No matter for CPS1 or CPS2, the separated signals, Sep1 and Sep2, in all the selected SCI tuples will be taken as the high confidence pseudo groundtruth for their corresponding mixture Mix. Then the selected mixtures with pseudo groundtruths are taken to form the “DPseudo Labeled Set” (pseudo groundtruth that produced by DPCCN) for further separation model adaptation. As discussed in the definition of mSCM, compared with CPS1, perhaps CPS2 is better at dealing with the difficult separation cases to some extent.

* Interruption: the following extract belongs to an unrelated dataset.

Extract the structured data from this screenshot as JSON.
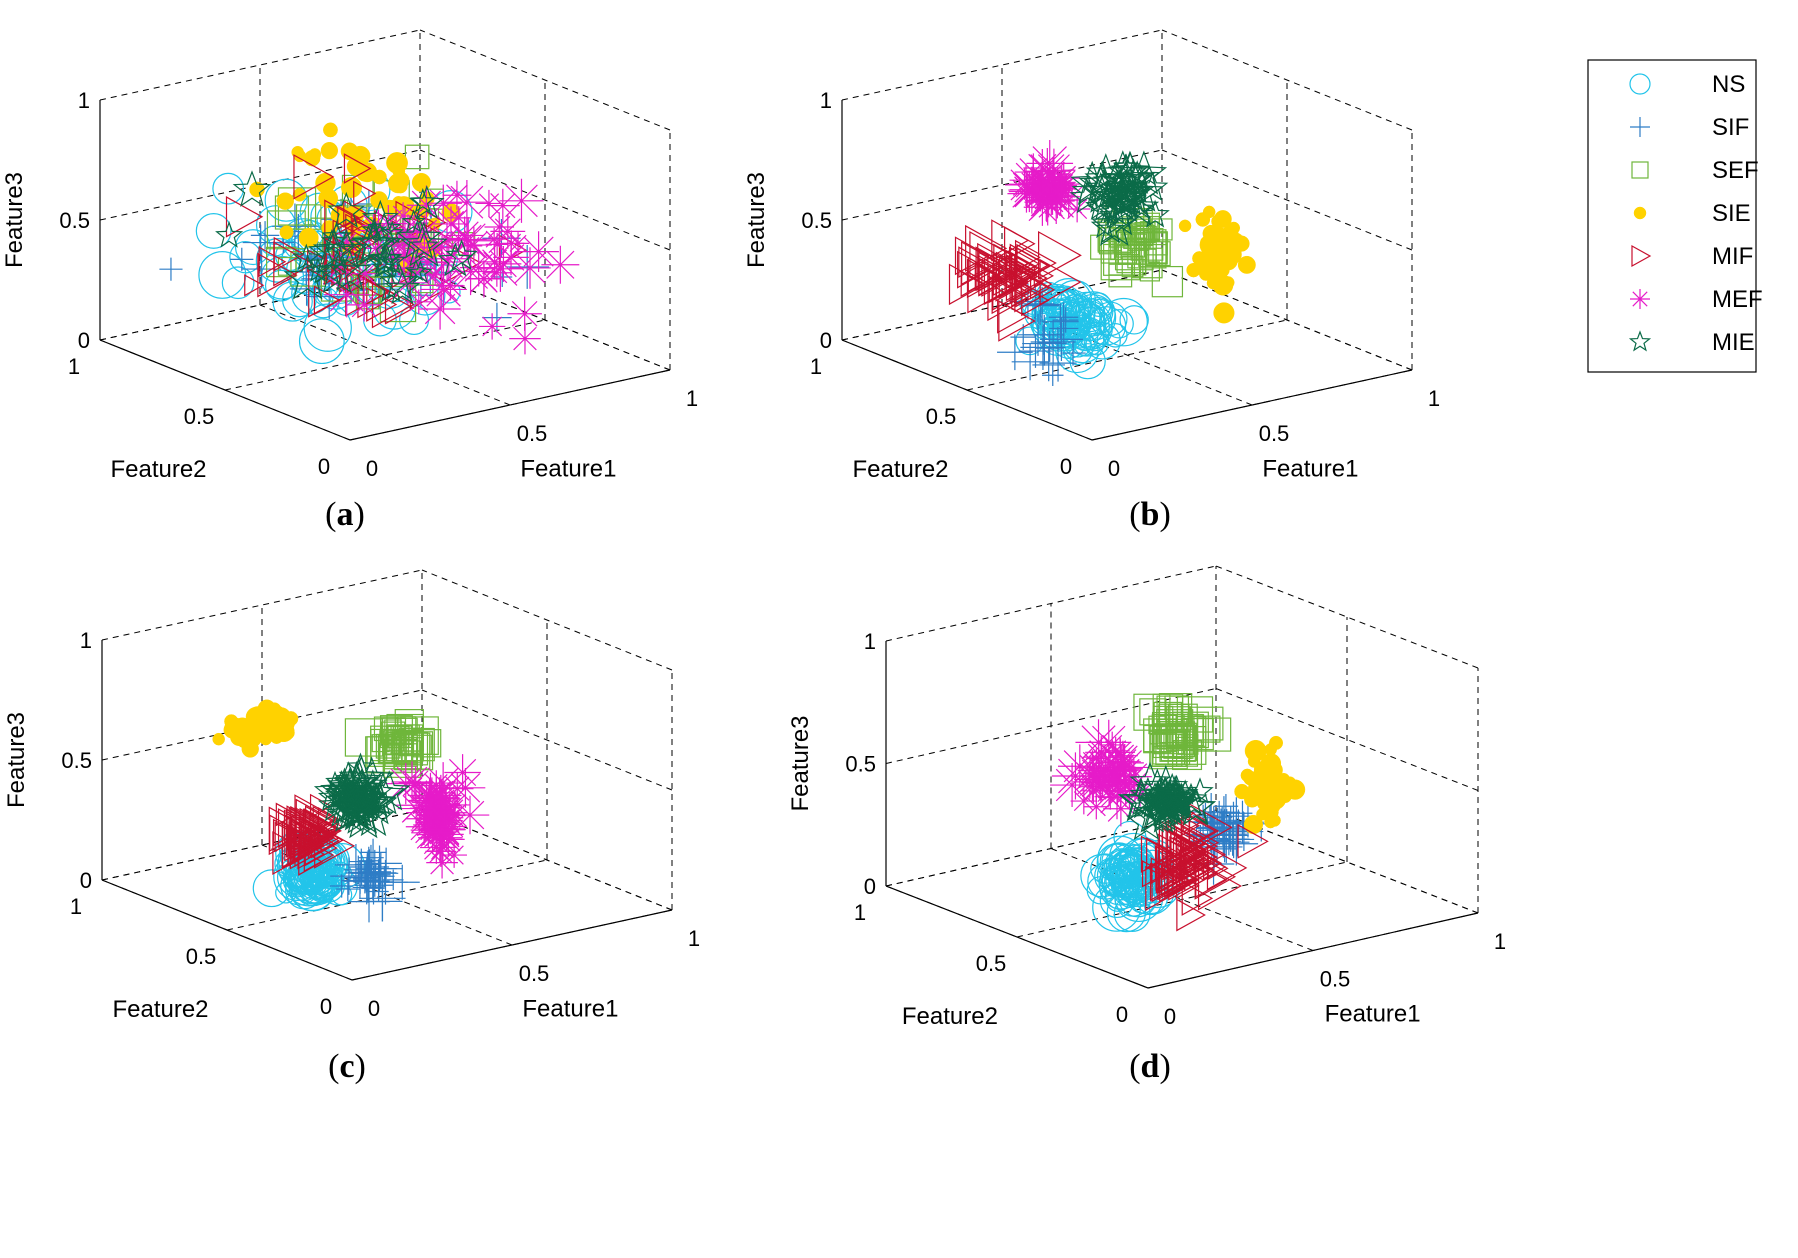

3.3 Heterogeneous Knowledge Fusion
The heterogeneous knowledge fusion (HKF), illustrated in Fig. 2D is used during the crossknowledge adaptation in SCT2 and SCT3. HKF is a very simple operation just by replacing Sep1 and Sep2 in the selected SCI tuples of Fig. 2A with the outputs of the adapted ConvTasNet as in SCT2 and SCT3. We use \(v_n^{i'}\) to represent the ith individual signal of nth mixture separated by the adapted ConvTasNet. The updated new data tuples \(\{\texttt{Mix, Sep1, Sep2}\}\) are then picked to form the “TPseudo Labeled Set” (pseudo groundtruths that produced by ConvTasNet). By doing so, the complementary information between the prior knowledge of separation consistency information that captured in the CPS block and the adapted ConvTasNet are subtly integrated to further refine the primary DPCCN.